Mr Straw's allies said last night that it had not been an easy decision for him to make. "He takes the view that the best way to defeat the BNP is by taking them head on," one said. He is said to have sympathy with cabinet colleagues such as the Welsh Secretary, Peter Hain, and the Home Secretary, Alan Johnson, who have refused to take part in protest.

Mr Huhne told The Independent that while he still had a policy of refusing to share a platform with the BNP at its own events, he felt the invitation from the BBC made it a different matter. "It would be very difficult for the BBC to stop the BNP taking part in a programme like this," he said. "You cannot have the programme makers deciding which parties the voters get to see. It would not make any sense for us to leave an empty chair at the event and not represent the party which holds the views that are the most diametrically opposed to those offered by the BNP."

A row has also begun over who will foot the bill for policing the event, with the BBC and the local council both hoping to avoid funding the security operation. Hammersmith and Fulham Council, which has the BBC's headquarters within its boundaries, said it wanted the edition of Question Time moved to another location because of the threat of protests. "Our concern is with the disruption to our residents who are trying to get in and out of Shepherd's Bush in their thousands at that time of day," a spokeswoman said.

Some BBC workers are said to be poised to launch industrial action if they are made to work on the edition. The broadcasting union, Bectu, has warned the Corporation not to go ahead with the programme.

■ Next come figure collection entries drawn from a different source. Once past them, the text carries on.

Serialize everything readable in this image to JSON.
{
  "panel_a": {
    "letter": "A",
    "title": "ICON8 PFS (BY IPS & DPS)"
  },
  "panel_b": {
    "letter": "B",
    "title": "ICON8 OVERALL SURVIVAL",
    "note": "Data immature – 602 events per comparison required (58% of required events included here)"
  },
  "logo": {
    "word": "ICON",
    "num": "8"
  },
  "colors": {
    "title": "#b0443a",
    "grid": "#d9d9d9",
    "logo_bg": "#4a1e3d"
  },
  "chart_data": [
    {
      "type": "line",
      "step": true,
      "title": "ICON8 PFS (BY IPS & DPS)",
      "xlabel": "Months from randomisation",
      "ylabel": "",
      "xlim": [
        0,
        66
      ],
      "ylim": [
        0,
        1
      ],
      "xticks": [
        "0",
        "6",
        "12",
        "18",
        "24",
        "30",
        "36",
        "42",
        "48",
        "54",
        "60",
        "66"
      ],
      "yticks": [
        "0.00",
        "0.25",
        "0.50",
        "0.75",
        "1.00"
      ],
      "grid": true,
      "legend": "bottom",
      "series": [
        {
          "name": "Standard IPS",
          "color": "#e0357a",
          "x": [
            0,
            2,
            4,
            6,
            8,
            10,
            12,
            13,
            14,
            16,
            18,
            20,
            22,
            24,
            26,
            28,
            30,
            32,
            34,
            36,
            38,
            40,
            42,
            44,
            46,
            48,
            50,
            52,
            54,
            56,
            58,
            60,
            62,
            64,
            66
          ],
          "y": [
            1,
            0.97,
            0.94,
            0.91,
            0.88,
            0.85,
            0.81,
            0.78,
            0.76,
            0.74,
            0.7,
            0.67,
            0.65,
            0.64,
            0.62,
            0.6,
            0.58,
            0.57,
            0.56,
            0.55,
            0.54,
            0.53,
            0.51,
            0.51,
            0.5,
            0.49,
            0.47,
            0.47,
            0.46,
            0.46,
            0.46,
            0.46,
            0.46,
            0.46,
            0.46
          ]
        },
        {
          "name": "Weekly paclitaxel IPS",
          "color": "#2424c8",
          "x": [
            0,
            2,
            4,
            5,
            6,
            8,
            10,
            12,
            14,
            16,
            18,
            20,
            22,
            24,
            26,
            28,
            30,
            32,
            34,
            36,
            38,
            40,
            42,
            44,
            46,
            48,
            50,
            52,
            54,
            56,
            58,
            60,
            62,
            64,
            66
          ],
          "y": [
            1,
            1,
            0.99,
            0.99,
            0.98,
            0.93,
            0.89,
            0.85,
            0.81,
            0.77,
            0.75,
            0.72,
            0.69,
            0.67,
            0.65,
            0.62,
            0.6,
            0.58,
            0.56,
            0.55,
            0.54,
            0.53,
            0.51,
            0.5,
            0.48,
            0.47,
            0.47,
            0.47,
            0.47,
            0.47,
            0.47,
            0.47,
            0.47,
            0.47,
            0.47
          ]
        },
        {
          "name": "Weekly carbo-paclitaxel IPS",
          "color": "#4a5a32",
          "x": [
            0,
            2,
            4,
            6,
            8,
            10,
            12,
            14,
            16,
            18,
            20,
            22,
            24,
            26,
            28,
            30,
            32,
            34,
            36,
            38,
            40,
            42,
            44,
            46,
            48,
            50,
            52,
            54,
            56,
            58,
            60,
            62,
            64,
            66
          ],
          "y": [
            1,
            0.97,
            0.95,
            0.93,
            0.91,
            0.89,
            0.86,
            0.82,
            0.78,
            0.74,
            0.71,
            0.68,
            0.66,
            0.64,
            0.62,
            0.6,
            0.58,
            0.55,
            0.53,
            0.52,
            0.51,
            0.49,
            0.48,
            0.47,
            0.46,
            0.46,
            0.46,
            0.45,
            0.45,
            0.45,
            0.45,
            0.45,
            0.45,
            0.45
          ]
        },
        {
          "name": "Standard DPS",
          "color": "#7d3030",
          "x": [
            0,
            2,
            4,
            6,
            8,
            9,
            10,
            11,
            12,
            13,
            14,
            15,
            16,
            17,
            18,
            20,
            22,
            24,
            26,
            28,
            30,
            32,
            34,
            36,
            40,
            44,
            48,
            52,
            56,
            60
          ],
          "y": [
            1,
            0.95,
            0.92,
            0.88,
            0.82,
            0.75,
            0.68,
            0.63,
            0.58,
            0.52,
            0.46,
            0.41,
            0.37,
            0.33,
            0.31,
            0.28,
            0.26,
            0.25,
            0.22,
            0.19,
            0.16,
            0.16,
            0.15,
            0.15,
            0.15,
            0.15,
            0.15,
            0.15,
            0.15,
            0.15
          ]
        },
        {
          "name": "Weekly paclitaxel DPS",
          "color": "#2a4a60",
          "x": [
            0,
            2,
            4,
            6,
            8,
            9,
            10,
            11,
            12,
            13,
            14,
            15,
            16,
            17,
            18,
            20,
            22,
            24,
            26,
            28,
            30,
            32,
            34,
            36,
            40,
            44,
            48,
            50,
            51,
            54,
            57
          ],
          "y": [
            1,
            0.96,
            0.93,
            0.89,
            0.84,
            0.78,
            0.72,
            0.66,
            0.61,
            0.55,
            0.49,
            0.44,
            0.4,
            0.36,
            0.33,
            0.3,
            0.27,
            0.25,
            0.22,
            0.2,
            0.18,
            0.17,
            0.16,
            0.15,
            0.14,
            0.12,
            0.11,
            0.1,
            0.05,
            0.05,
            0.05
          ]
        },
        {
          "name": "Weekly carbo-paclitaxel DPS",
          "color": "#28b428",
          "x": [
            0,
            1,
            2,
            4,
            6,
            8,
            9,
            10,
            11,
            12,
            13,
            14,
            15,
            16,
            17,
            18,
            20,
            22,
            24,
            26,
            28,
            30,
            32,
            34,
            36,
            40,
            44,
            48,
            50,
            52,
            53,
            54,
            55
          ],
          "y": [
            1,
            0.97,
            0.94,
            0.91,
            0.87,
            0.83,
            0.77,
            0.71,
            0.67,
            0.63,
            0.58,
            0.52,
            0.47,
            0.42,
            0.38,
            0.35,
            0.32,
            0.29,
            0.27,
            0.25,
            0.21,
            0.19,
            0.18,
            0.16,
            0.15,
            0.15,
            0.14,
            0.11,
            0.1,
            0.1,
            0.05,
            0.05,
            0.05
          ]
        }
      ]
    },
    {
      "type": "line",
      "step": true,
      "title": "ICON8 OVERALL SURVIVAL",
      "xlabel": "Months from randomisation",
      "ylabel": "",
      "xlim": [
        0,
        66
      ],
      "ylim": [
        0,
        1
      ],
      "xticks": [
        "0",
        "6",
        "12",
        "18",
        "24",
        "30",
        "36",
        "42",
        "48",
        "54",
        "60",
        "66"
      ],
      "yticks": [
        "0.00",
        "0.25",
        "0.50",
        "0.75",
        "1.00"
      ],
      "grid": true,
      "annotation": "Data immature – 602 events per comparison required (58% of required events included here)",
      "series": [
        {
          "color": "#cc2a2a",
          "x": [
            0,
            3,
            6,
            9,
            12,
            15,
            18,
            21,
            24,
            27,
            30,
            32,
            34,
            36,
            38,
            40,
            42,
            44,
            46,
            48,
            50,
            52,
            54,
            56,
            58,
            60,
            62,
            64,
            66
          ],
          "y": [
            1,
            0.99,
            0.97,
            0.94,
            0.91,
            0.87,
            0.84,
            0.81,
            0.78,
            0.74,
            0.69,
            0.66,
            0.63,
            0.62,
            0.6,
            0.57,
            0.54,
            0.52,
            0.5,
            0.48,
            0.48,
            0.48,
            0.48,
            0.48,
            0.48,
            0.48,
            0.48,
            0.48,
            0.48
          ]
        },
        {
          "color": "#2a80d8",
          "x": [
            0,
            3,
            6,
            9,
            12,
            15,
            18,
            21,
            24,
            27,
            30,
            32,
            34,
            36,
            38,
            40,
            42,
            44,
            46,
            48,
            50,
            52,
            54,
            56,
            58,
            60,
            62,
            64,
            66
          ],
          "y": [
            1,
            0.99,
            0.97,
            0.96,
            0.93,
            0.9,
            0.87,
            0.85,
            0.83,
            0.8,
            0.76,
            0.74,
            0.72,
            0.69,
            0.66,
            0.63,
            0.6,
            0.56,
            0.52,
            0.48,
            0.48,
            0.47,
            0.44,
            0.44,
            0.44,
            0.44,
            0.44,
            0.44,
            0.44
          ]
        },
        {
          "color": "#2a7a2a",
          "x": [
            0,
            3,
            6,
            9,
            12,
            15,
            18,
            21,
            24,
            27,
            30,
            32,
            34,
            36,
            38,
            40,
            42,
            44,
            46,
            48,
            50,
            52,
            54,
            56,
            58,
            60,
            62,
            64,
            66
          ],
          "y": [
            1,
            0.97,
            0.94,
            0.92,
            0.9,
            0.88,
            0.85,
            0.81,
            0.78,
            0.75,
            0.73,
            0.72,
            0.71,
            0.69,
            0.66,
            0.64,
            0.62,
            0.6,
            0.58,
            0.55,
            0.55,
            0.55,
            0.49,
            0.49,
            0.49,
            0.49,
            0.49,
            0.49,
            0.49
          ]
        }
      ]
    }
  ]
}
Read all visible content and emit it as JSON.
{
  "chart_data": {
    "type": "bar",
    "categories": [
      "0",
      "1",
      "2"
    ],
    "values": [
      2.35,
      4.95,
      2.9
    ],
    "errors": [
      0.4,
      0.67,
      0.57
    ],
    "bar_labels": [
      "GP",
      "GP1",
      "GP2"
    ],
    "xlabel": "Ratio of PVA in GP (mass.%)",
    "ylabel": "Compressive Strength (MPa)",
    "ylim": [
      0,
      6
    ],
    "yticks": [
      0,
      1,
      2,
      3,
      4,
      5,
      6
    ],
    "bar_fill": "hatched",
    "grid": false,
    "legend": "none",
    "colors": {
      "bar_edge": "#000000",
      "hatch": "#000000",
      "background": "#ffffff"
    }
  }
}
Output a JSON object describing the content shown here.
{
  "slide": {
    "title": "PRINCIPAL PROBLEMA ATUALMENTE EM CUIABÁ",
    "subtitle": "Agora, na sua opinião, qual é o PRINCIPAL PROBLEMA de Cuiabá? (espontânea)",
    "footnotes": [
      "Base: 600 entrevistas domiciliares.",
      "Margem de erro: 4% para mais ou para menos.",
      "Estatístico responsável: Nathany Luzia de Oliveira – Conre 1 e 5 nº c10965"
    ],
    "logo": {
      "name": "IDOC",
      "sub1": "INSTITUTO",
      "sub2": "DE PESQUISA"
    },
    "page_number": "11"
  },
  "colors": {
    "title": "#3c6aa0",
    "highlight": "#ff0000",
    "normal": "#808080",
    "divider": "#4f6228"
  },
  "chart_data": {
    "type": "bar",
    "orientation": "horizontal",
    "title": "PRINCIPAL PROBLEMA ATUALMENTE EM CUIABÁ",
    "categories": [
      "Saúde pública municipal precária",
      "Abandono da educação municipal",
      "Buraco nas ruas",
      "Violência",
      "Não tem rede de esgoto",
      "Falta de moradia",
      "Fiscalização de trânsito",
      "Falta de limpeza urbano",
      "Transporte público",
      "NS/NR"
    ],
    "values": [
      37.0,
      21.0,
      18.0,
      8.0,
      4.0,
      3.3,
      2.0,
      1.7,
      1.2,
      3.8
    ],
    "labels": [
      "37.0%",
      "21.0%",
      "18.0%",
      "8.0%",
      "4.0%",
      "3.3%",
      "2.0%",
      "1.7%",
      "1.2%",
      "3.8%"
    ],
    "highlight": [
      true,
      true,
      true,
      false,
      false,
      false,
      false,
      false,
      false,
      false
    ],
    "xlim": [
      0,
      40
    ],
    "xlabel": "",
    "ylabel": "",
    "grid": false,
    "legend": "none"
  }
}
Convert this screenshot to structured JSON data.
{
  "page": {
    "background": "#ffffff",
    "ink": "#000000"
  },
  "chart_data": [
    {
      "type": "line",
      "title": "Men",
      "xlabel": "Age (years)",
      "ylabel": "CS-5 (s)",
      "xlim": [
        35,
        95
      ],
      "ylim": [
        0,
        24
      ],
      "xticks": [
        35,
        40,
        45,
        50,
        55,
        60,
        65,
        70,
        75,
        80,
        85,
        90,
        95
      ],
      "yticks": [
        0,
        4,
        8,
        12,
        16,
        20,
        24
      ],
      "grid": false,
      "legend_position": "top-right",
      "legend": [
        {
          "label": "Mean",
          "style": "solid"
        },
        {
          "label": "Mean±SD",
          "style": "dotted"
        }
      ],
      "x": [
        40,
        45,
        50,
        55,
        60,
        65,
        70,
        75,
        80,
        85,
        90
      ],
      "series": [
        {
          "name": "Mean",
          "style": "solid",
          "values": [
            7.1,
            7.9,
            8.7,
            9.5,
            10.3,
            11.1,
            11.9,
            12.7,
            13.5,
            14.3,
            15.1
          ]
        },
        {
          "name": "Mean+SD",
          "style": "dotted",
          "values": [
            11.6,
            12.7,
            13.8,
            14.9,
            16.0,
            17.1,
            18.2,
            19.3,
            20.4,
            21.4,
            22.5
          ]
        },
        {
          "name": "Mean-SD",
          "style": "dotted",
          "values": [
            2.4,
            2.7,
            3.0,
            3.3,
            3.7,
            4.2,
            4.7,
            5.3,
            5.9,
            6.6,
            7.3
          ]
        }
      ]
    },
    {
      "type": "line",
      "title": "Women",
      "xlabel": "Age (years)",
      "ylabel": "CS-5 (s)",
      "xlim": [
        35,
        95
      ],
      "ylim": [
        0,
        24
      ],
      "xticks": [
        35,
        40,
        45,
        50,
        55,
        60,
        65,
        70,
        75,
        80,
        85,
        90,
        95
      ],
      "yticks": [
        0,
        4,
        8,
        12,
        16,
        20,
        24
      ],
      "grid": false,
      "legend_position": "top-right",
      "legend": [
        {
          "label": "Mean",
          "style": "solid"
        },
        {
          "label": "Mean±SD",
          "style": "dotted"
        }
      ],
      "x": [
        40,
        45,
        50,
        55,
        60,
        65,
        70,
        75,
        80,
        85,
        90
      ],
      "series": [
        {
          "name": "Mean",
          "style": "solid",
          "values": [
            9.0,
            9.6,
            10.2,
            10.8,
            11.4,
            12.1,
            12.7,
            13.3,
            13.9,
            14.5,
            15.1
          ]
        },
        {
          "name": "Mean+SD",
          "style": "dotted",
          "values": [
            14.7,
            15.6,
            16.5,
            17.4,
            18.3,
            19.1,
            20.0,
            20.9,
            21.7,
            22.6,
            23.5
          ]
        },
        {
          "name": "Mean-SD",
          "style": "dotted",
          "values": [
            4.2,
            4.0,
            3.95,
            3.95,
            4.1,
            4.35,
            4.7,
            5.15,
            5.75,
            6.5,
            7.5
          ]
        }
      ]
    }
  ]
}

The crisis over the BNP's debut on the show comes after the BBC was criticised for the way it handled an interview with two members of the far-right party on a Radio 1 programme. More than 100 complaints were received after it emerged that the pair, who were introduced simply as "Mark and Joey", were Mark Collett, the BNP's publicity director, and Joseph Barber, who runs the BNP's record label Great White Records. During the interview, they claimed that Ashley Cole, the Chelsea and England footballer, was not "ethnically British".